Une question de consommation d’oxygène
Les cellules satellites sont responsables de la régénération et de la préservation des tissus musculaires. Tout au long de la vie, ces cellules sont activées suite à des blessures ou simplement par l’usure due à l’exercice. Certaines se différencient alors en cellules tissulaires, tandis que d’autres s’autorenouvellent, donnant naissance à de nouvelles cellules satellites pour que le cycle puisse se poursuivre.
Ces cellules sont ainsi constamment activées, mais avec le temps elles peuvent se fatiguer et cesser de s’autorenouveler. C’est ce qui se passe notamment dans la dystrophie musculaire et les maladies entraînant une perte de masse musculaire telle que la cachexie (un affaiblissement global de l’organisme lié à une importante dénutrition) ou la sarcopénie (une dégénérescence liée à l’âge). Soulignons, au passage, que dès l’âge de 30 ans, le tissu musculaire subit une dégénérescence progressive de l’ordre de 3 à 8% par décennie ; cette perte s’accélère dès 50 ans, et à 70 ans nous avons perdu la moitié de notre masse musculaire au profit du tissu adipeux.

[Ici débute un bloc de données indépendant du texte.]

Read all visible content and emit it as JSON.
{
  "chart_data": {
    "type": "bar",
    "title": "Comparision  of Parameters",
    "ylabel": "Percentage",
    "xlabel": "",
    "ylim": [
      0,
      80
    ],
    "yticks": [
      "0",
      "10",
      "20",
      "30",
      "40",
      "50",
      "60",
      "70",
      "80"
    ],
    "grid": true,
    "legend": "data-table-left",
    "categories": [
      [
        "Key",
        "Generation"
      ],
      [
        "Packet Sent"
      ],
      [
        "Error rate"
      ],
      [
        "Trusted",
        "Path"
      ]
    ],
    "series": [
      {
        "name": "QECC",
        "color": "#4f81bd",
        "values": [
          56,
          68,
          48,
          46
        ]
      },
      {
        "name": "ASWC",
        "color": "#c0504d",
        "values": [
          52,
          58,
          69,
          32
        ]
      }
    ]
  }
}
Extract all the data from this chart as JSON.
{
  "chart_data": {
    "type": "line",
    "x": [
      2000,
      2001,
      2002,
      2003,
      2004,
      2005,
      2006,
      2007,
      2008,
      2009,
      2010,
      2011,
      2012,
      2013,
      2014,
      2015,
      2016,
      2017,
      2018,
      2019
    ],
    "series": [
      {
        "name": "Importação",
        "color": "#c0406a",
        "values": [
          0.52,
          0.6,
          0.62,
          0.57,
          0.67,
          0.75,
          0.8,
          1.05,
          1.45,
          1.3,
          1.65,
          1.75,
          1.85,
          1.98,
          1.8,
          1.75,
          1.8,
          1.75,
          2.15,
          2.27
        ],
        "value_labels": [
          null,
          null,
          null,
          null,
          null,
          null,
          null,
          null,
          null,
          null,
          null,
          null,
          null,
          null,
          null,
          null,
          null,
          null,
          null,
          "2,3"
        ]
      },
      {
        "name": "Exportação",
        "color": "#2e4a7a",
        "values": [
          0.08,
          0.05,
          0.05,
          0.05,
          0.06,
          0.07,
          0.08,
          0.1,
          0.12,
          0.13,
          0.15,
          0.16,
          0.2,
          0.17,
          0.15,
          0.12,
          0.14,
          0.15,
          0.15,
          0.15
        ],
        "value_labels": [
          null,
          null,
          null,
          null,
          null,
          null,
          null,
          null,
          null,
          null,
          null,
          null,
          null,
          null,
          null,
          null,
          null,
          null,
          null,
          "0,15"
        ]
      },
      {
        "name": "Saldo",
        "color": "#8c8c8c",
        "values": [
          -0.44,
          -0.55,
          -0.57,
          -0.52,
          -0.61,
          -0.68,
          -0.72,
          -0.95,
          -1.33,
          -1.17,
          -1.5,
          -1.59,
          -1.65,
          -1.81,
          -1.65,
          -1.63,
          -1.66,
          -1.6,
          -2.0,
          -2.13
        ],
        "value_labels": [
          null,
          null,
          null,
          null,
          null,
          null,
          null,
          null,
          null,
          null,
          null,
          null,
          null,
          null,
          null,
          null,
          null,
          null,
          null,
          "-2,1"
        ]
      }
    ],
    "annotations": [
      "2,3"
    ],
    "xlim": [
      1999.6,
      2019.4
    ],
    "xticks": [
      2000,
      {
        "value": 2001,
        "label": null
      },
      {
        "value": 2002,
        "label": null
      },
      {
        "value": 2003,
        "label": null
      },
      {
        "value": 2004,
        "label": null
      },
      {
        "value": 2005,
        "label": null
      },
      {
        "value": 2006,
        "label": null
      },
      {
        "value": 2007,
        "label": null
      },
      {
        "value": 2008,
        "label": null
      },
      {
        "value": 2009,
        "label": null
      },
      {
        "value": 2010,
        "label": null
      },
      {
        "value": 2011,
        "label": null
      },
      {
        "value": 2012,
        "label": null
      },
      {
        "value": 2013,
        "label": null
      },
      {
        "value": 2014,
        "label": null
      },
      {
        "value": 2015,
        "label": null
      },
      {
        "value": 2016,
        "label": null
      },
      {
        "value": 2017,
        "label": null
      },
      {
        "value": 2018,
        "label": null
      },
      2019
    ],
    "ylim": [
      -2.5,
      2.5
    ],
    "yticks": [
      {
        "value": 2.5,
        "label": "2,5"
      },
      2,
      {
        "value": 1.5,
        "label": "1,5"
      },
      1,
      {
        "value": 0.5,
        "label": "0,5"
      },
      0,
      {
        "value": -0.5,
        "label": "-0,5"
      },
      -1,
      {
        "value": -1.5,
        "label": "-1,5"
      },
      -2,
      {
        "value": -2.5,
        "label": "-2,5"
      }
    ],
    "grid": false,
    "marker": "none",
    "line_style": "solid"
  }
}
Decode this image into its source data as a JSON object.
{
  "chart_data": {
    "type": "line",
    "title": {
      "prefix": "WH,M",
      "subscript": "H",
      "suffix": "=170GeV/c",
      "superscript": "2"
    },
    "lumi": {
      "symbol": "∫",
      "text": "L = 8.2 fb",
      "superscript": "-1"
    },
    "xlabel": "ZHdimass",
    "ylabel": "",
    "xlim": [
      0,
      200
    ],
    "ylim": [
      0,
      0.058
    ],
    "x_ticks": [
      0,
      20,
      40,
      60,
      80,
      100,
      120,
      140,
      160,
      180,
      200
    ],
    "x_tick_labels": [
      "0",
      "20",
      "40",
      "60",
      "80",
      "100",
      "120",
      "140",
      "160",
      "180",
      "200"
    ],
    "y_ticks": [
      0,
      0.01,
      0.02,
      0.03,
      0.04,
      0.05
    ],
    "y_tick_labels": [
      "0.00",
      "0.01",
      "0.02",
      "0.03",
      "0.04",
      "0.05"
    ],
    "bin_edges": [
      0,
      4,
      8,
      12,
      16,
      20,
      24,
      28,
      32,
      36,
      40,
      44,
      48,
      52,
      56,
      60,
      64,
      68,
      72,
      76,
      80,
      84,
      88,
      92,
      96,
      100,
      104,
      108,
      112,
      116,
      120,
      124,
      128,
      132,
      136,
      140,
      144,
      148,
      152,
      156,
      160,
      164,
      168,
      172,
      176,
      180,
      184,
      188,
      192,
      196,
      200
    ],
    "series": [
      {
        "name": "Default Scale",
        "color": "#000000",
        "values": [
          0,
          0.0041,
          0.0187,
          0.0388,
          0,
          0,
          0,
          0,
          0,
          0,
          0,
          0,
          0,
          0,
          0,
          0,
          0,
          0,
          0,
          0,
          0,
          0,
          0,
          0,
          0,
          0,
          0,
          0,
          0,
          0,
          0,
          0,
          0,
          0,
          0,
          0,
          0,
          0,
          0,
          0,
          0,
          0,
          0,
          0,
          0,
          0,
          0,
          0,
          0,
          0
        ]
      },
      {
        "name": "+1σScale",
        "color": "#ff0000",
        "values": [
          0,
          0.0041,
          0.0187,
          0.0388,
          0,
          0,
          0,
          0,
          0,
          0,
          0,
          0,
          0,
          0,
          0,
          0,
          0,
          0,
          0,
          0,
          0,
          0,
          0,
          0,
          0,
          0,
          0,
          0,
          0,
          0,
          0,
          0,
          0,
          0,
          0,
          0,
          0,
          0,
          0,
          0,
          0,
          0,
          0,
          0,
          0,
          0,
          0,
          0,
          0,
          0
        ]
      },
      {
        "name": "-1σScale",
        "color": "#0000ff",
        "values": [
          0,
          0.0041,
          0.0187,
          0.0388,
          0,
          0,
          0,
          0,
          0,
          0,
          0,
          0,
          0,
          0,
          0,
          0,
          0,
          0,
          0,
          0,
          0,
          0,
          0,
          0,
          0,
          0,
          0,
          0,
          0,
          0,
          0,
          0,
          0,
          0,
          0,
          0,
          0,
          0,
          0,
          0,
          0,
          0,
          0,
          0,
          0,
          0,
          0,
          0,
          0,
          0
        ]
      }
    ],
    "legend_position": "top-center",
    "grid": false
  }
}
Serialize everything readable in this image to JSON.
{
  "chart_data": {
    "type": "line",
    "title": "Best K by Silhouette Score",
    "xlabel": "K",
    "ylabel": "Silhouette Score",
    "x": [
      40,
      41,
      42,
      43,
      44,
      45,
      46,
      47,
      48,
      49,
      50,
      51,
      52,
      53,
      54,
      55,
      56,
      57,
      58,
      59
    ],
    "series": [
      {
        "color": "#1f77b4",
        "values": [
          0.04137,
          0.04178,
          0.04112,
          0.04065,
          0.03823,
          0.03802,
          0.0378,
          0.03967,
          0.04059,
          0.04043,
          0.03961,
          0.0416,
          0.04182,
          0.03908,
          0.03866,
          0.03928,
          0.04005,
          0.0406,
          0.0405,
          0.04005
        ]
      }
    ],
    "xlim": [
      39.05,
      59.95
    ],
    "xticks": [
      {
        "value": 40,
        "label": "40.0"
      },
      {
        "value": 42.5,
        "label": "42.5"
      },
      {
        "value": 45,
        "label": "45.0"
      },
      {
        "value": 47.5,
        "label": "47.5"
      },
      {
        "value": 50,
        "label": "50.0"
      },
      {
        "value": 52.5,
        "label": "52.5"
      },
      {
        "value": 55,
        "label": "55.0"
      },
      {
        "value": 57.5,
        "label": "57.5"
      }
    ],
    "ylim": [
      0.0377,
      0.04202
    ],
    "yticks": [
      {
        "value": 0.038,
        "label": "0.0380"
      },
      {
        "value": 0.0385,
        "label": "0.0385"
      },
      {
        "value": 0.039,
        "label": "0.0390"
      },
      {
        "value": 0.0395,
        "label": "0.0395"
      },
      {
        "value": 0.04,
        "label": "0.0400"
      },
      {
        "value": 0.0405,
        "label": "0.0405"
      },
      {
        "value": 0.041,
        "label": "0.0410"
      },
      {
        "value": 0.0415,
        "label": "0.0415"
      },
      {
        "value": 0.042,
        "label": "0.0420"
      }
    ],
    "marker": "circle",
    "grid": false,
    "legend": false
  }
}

La pratique régulière de sport aérobie permettrait-elle de ralentir la perte musculaire liée à l’âge ? L’étude d’Abreu et Kowaltowski montre en tout cas que l’exercice aérobie maintient la capacité de régénération des tissus musculaires et contribue à la récupération après une blessure. « Si nous avons plus de cellules renouvelées, cela signifie que nous avons plus de cellules capables de régénérer les tissus ». Le fait que les cellules satellites consomment moins d’oxygène pendant l’exercice a particulièrement intrigué les spécialistes. Cette observation allait en effet à l’encontre de l’hypothèse initiale des chercheurs, qui avançaient que du fait que l’exercice aérobie améliorait la capacité d’oxydation musculaire et que les cellules satellites étaient ancrées à la surface du tissu musculaire squelettique, leur capacité oxydative devait nécessairement augmenter.
La respiration cellulaire — le processus via lequel l’énergie chimique est libérée lors de l’oxydation des molécules organiques — se produit dans les mitochondries. Jusqu’à récemment, ces organites étaient considérés comme étant uniquement responsables de la production d’énergie. Mais de plus en plus d’études suggèrent que les mitochondries sont en réalité impliquées dans plusieurs autres processus, dont le renouvellement des cellules satellites pourrait peut-être faire partie.
Pour le confirmer, Kowaltowski et Abreu ont réalisé d’autres expériences : ils ont tout d’abord utilisé des médicaments pour imiter l’effet d’une consommation réduite d’oxygène sur des cellules cultivées en laboratoire ; puis, ils ont transplanté des cellules de souris entraînées dans des souris sédentaires. Résultat : ils ont bel et bien constaté qu’une consommation d’oxygène réduite améliorait l’autorenouvellement des cellules satellites. Dans le cas des cellules transplantées, le taux de réparation n’a pas changé, mais l’inflammation a diminué, suggérant une récupération musculaire améliorée.
Maintenant que le lien est clairement établi entre la consommation mitochondriale d’oxygène et l’autorenouvellement des cellules satellites, les chercheurs prévoient maintenant d’en étudier tous les effets. « En bref, nous devons comprendre pourquoi l’inhibition de la respiration cellulaire améliore la récupération musculaire », résume Kowaltowski. Une fois le voile levé sur ce phénomène, il sera possible de le reproduire pour traiter la perte de masse musculaire liée à l’âge ou résultant d’un cancer, une perte la plupart du temps irréversible.